Two Hundred Rabbits
- Author: Lonzo Anderson
- Illustrator: Adrienne Adams
- Cover artist: Adrienne Adams
- Language: English
- Genre: Children's literature
- Publisher: Viking (U.S.); Macmillan (Canada);
- Publication date: 1968
- Publication place: United States
- Media type: Print
- Pages: 32
- OCLC: 305341

= Two Hundred Rabbits =

1968 children's book by Lonzo Anderson

Two Hundred Rabbits is a 1968 children's picture book written by Lonzo Anderson and illustrated by Adrienne Adams, about a medieval boy who summons forest rabbits with a special whistle. Published by Viking Press in the United States, it received critical acclaim.

== Synopsis ==
In the land of Jamais (inspired by medieval France), a young boy wants to participate in his village's annual festival, but must find a special way to entertain the king to do so. After an old lady recommends he make a "slippery-elm slide whistle", the boy summons a group of 199 rabbits from the nearby forest with it.

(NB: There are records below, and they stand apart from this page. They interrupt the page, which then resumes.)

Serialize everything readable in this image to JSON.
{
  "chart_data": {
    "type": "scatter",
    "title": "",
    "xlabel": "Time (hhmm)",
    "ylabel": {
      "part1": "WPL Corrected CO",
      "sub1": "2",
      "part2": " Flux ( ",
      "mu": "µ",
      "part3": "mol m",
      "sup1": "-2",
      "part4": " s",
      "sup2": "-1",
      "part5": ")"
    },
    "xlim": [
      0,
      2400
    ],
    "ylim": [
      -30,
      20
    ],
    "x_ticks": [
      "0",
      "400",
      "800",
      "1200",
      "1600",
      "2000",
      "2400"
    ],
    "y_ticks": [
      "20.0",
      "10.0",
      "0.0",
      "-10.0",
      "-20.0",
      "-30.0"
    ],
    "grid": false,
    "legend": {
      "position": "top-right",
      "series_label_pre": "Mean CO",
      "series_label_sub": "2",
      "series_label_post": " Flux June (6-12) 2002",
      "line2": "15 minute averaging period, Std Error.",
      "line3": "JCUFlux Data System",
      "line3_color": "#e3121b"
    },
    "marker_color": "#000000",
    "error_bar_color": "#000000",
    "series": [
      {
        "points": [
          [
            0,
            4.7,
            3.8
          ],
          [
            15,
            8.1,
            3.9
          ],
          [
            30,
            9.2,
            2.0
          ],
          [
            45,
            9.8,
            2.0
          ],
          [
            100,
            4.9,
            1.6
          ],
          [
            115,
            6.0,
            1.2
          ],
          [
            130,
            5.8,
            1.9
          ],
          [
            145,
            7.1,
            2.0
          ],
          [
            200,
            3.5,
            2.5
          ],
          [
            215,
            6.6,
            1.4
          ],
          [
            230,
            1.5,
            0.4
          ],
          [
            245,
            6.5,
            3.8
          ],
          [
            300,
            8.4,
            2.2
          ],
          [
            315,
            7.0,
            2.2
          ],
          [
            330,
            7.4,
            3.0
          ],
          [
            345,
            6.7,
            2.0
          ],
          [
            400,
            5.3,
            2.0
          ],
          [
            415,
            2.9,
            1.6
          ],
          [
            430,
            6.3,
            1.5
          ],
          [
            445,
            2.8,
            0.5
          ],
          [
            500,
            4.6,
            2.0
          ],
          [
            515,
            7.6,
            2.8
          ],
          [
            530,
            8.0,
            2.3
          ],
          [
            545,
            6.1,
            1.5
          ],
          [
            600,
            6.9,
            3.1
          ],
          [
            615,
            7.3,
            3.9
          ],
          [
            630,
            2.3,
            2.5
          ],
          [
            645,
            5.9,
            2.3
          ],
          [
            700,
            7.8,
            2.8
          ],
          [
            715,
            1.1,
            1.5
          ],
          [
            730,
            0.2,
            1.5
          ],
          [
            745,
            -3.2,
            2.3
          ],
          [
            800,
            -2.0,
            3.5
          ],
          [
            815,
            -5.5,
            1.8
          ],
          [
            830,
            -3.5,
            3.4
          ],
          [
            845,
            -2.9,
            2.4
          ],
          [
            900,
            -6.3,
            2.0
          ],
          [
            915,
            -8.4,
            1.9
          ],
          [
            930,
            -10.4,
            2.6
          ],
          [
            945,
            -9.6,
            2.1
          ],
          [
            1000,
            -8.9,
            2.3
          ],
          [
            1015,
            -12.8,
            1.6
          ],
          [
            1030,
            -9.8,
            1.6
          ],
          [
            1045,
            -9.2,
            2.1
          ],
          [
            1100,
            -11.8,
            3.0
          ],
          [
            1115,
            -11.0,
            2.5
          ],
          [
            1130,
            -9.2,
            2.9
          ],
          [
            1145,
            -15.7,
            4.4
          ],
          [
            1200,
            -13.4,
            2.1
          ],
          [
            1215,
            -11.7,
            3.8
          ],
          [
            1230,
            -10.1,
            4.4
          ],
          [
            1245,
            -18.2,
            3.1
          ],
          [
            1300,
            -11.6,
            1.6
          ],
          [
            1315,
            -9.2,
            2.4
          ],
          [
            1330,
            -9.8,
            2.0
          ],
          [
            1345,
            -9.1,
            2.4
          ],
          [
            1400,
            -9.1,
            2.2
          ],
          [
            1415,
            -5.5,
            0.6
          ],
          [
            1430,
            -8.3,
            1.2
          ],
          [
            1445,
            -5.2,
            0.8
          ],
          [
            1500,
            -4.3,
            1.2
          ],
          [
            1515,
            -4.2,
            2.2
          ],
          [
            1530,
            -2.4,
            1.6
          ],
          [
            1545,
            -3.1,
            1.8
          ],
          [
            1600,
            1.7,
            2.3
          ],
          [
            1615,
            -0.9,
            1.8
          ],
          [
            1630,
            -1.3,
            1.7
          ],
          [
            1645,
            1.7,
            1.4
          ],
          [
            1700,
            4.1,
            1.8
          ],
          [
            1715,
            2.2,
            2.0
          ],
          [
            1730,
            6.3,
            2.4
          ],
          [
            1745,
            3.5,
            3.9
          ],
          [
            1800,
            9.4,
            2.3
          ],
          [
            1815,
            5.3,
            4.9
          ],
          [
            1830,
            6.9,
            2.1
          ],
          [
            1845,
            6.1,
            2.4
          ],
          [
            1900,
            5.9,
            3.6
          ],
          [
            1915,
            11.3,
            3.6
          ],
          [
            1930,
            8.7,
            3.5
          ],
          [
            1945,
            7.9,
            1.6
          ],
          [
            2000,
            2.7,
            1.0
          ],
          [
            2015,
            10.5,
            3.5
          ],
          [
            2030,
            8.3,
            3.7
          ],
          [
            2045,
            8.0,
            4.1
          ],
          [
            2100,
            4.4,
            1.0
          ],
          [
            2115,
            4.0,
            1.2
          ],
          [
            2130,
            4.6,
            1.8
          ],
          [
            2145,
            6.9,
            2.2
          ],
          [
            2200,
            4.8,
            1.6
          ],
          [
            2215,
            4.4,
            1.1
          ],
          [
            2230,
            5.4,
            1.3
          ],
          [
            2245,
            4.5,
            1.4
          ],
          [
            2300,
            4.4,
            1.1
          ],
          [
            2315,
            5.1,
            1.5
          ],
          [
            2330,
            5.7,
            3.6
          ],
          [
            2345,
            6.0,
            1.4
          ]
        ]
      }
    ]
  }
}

All of them—along with a traveler who has been following the boy all along—march to the king's castle to delight him; of the 200 in front of him, the traveler is revealed to be the narrator of the story.

== Development ==
The premise of Two Hundred Rabbits was based on a dream that author Lonzo Anderson had after reading a French folk tale. "My wife [Adrienne Adams] loves the story," he told The Courier-News in March 1968, "but while illustrating it, she rather plaintively wished it had fewer characters." Anderson's childhood experiences during the turn of the 20th century would anticipate the creation of the book; he stated in 1972 that, owing to the time he spent unsupervised outdoors, "I grew up rather like a rabbit, barefoot, with the freedom to wander far and wide and learn about nature by being up to my chin in it."

== Themes ==
The tune the boy uses to summon the rabbits "is reminiscent of the music played by the Pied Piper. But this story has a different twist." The twist at the end of the tale was also noted in a 1976 issue of the Language Arts journal: "It is told in the first person, but you are not sure until the final page who is telling the story." As The New York Times noted eight years earlier, "[this is] probably the only fairy tale in existence told from a rabbit's eye view."

== Release ==
Two Hundred Rabbits was published in early 1968 by Viking in the United States, and by Macmillan in Canada. During its original release (which coincided with Easter), Adams' illustrations were exhibited at the FAO Schwarz toy store in New York City. As of 2023, the original publication elements are held among Anderson's papers in the Children's Literature Research Collections of the University of Minnesota Libraries, and those of Adams in the de Grummond Collection of the University of Southern Mississippi.

== Reception ==
Two Hundred Rabbits received critical acclaim on its original print run. Its artwork was praised by Marc Drogin of Munster, Indiana's The Times; Margaret H. Cone in a 1969 issue of Young Children; and the staff of Time magazine. The Bulletin of the Center for Children's Books gave it an "R" ("Recommended") grade, declaring that "The writing style is brisk and unassuming; the illustrations are delightful in their depiction of the colorful scenes of fifteenth-century [settings]." As Drogin opened his review, "Little kids should have a fine time with this, and you won't even mind reading it to them." Time called it "first-rate", while Harriette Behringer of Chicago's Star newspapers wrote, "[Anderson and Adams] have written a delightful book...[which] has a special kind of charm for kindergarten and primary children." For Regina, Saskatchewan's The Leader-Post, Kathleen Graham said, "The entertaining story and full-page colored illustrations combine to make this little story a distinctive one."

Two Hundred Rabbits was also a selection of the Junior Literary Guild, as well as an ALA Notable Book. Adams also considered it one of her favorite projects as an illustrator.